Robert’s business, Clear Water Bidet, is continuing to operate as well, with help from family and its existing employees.
Josslyn said since the wreck, they’ve been “living in the moment” and finding that “every minute is different.”
The Streetts have been supported by a 24-hour caregiver team with a mostly volunteer crew of her Reiki students and one paid caregiver.
Josslyn, a Reiki master and teacher for her Rain Shadow Reiki business, said she walked for the first time without a walker two weeks ago, and she’s been off oxygen for about one month.
She broke several ribs and her wrists, had blood on the brain, a broken bone behind one of her eyes, some bruised organs and a collapsed lung, and she suffered a stroke after surgery that affects her speech and memory.
Sawyer remains in a wheelchair but is progressing ahead of schedule, seeing a physical therapist a few times a week.
“He wants to be out of a wheelchair by the end of the year,” Josslyn said.
Since coming back to Sequim from Colorado, Josslyn said she and her son have been grateful for the space and time to heal and the prayer.
“I know they’re lifting us up,” she said. “That’s the beauty of living in a small town: You can impact people’s lives in a great amount.”
As they take steps to adjust to a new life in Sequim, Josslyn said her goals are to get healthy and look after Sawyer.
“Being a mom has always been my most important job — doubly for Sawyer now,” she said.
Looking ahead to the holiday season, the Streetts were considering what to do without Robert and Robby.

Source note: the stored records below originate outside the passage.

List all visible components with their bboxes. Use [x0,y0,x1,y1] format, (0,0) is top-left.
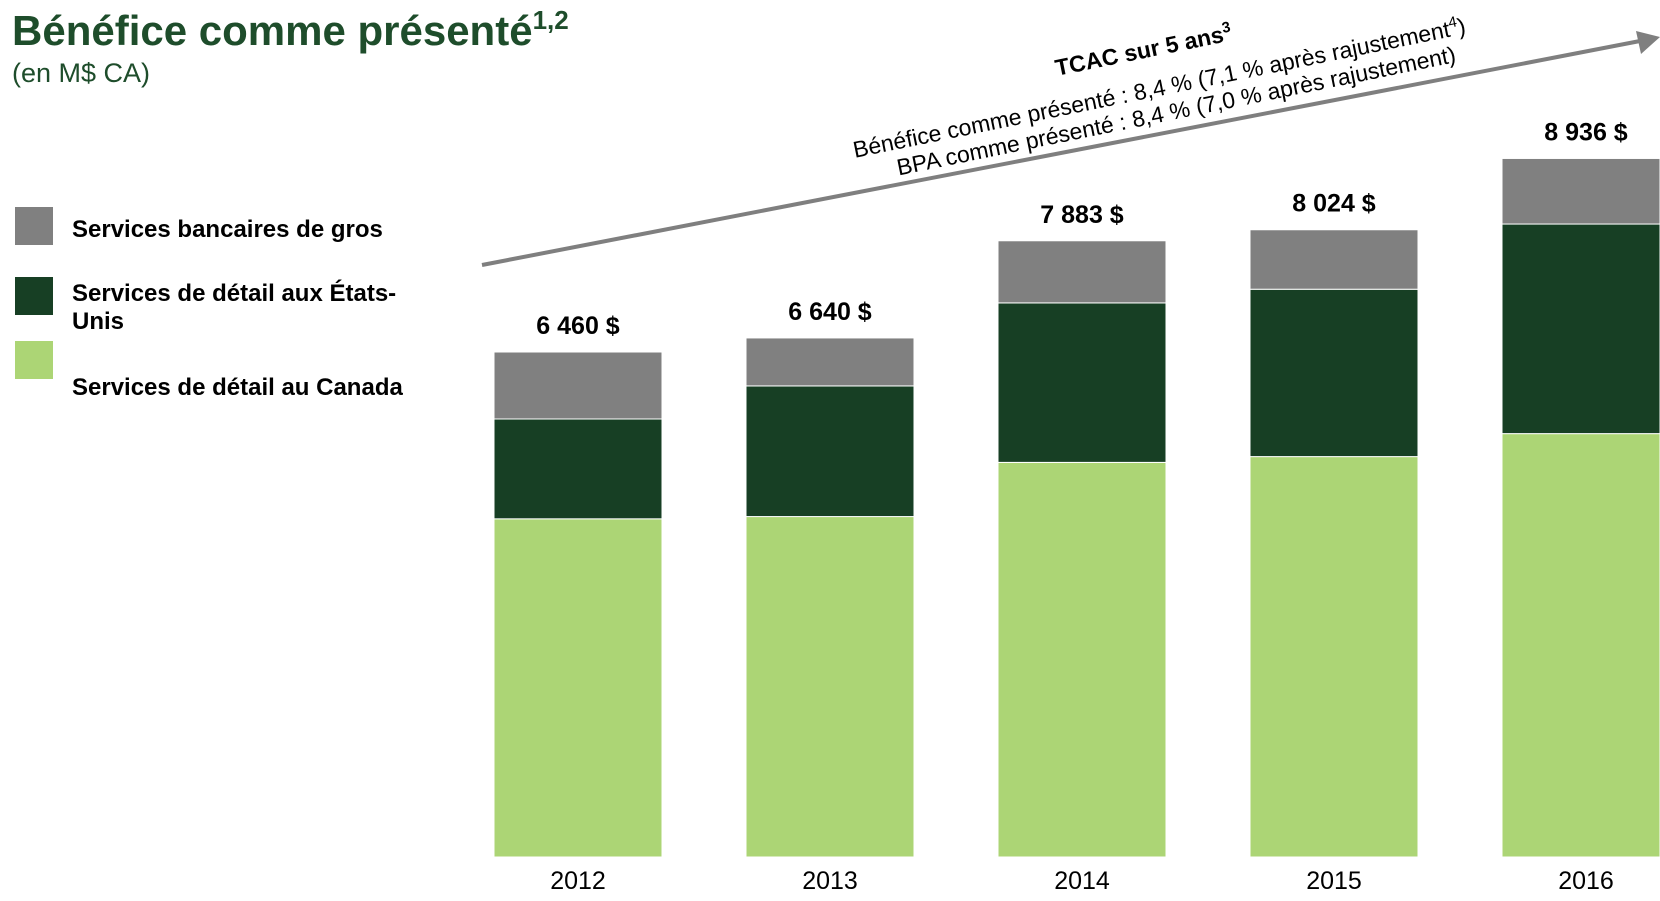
legend-swatch [15,341,53,379]
bar-segment [1249,288,1419,458]
bar-segment [1501,157,1660,225]
legend-label: Services de détail au Canada [72,374,403,401]
bar-segment [745,337,915,387]
bar-segment [1249,229,1419,290]
legend-swatch [15,207,53,245]
total-label: 8 024 $ [1292,190,1376,218]
total-label: 6 460 $ [536,312,620,340]
title-superscript: 1,2 [533,5,569,35]
total-label: 8 936 $ [1544,118,1628,146]
legend-label: Services bancaires de gros [72,216,383,243]
bar-segment [745,385,915,518]
bar-segment [493,351,663,420]
x-tick-label: 2014 [1054,867,1110,895]
bar-segment [1501,433,1660,858]
bar-segment [1249,456,1419,858]
x-tick-label: 2013 [802,867,858,895]
annotation: TCAC sur 5 ans3 Bénéfice comme présenté … [851,13,1468,181]
bar-segment [1501,223,1660,435]
x-tick-label: 2015 [1306,867,1362,895]
arrow-head [1636,31,1660,54]
bar-segment [745,516,915,858]
trend-arrow [481,39,1641,267]
bar-segment [493,518,663,858]
total-label: 6 640 $ [788,298,872,326]
line1-superscript: 4 [1447,13,1459,31]
legend-swatch [15,277,53,315]
bar-segment [493,418,663,520]
title-text: Bénéfice comme présenté [12,7,533,54]
total-label: 7 883 $ [1040,201,1124,229]
bar-segment [997,461,1167,858]
chart-title: Bénéfice comme présenté1,2 [12,5,569,54]
annotation-superscript: 3 [1220,19,1232,37]
line1-end: ) [1455,13,1468,40]
bar-segment [997,240,1167,304]
x-tick-label: 2016 [1558,867,1614,895]
bar-segment [997,302,1167,463]
x-tick-label: 2012 [550,867,606,895]
legend-label: Services de détail aux États-Unis [72,280,397,335]
subtitle: (en M$ CA) [12,58,150,88]
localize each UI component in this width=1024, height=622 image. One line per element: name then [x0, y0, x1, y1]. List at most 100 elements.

For Thanksgiving, they’ll eat dinner with Robert’s friend Shenna Younger’s family.
For Christmas, they decided to decorate a Christmas tree with only angels.
“Everything is going to be different for us,” Josslyn said.
“But when traveling, we learned to do different things for traditions. Went to a restaurant on Thanksgiving last year. As long as we are all together, it didn’t matter. That’s the difference. So we’re going to create new traditions — Sawyer and I.”